Baseball Prospectus’s Kevin Golstein mentioned Washington Nationals rookie starting pitcher Yunesky Maya in his most recent Future Shock:

“A long-time star of the Cuban national team, after defecting he signed with the Nationals to a $7.4 million deal last year, with the thought that he could move quickly. He did just that, getting to the big leagues after just five minor-league appearances, but he turned out to not be the pitcher he was back in the day, going from a power pitcher with plus control to merely a strike-thrower with little velocity. An inability to miss bats led to troubles in the big leagues, but scouts noted some adjusted this winter, where he put up a 1.32 ERA for Escogido in the Dominican Winter League. His competition for the last two rotation slots in Washington are Luis Atilano and John Lannan, which helps his cause even more.”

We will find out very quickly whether or not the investment by the Nationals in Maya was the right move or a major mistake. Maya was an elite talent in Cuba before he defected, and the Nationals made a  big splash signing him last year. Unfortunately, Maya, just 29, struggled to even be a shell of his former self in his first Major League stint. The Nationals are chalking that up to rust as the one-time workhorse was stagnant for a long period of time between his defection and his minor league debut. 

If the Nationals are right, and Maya turns into an at least major league average starter, then Mike Rizzo made a solid investment. While $7.4 million is a lot to spend on an amateur talent, it’s not much to spend on an average MLB starter. Of course, if the Nationals are wrong, and Maya continues to be a high-80’s throwing junk baller with no major out pitches, then they made a horrible miscalculation akin to signing a major first round bust…to a huge bonus.
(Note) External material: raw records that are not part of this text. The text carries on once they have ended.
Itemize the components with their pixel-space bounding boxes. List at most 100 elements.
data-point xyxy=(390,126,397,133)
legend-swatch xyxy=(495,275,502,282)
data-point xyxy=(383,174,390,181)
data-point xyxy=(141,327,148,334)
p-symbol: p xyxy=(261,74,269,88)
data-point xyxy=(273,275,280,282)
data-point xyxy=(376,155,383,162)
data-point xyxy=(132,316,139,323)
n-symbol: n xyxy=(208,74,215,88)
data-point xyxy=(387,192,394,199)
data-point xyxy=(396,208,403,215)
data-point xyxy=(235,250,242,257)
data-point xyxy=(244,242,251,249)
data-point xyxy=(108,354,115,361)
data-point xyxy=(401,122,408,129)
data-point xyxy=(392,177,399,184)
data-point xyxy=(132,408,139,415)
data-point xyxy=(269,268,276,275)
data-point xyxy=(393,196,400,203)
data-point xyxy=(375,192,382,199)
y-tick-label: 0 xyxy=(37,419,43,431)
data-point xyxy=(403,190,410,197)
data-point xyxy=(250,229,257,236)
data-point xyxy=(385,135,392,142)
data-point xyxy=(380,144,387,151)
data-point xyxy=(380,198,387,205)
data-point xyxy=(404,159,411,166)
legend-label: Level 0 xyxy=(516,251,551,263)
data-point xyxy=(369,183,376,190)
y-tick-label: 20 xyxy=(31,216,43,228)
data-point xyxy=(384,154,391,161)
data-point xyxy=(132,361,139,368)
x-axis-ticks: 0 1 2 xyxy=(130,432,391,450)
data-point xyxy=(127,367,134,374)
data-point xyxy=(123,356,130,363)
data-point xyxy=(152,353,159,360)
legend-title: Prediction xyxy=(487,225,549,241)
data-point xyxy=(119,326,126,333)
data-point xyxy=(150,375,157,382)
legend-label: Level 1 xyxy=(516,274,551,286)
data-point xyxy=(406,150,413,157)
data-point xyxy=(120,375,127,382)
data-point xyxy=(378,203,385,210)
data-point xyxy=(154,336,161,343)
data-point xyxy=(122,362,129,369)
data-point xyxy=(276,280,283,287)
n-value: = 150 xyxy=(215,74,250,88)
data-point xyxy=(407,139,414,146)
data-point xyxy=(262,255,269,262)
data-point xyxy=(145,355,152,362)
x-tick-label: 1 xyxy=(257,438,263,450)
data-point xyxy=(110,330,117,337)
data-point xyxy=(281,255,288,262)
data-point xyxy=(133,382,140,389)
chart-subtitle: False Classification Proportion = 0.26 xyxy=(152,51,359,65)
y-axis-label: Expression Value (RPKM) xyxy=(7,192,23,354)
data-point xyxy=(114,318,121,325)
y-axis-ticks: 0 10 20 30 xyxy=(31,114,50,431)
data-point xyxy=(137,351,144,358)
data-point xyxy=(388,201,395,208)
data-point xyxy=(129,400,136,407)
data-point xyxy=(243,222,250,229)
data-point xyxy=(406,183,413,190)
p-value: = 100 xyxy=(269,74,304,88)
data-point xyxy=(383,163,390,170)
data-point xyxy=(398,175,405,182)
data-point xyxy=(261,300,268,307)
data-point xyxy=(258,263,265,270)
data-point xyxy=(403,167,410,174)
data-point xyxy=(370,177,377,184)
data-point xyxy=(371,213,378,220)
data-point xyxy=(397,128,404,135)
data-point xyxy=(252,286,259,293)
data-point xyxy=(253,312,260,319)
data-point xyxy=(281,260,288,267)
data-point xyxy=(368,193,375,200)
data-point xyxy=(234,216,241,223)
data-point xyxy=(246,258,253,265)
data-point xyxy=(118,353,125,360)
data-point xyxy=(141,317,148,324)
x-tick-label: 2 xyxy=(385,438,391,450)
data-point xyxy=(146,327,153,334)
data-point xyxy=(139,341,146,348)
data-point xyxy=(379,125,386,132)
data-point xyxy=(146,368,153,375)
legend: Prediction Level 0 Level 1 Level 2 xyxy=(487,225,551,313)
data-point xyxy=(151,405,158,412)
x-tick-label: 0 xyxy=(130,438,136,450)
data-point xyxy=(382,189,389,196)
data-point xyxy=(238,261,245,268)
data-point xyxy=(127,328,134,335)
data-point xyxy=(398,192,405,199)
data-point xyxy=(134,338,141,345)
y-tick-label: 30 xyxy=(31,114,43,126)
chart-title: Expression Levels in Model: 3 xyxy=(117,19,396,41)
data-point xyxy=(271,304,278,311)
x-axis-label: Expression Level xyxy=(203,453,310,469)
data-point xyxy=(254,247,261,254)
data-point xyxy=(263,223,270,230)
To put Maya’s contract in perspective, his $7.4 million deal is almost double the $4 million they refused to give Aaron Crow in 2008 (When Bowden was GM), and is over $5 million more than former opening day starter John Lannan has made in his entire career. 

The good news is that Maya’s Dominican League performance indicates that he may be ready to bounce back. It’s unclear whether his improved numbers were a result of a return to Latin America, or a re-found confidence, but what is clear is his pitches missed bats once again, which is a great first step. It still remains unknown whether or not he will be the type of talent scouts had hoped, however, the one thing that is for sure is that the Nationals will get a great chance to see exactly what they have in Maya come this spring. Maya has been able to hone his skills this winter and is clearly pitching at his peak. 

Let’s see if he can make some outs at the next level.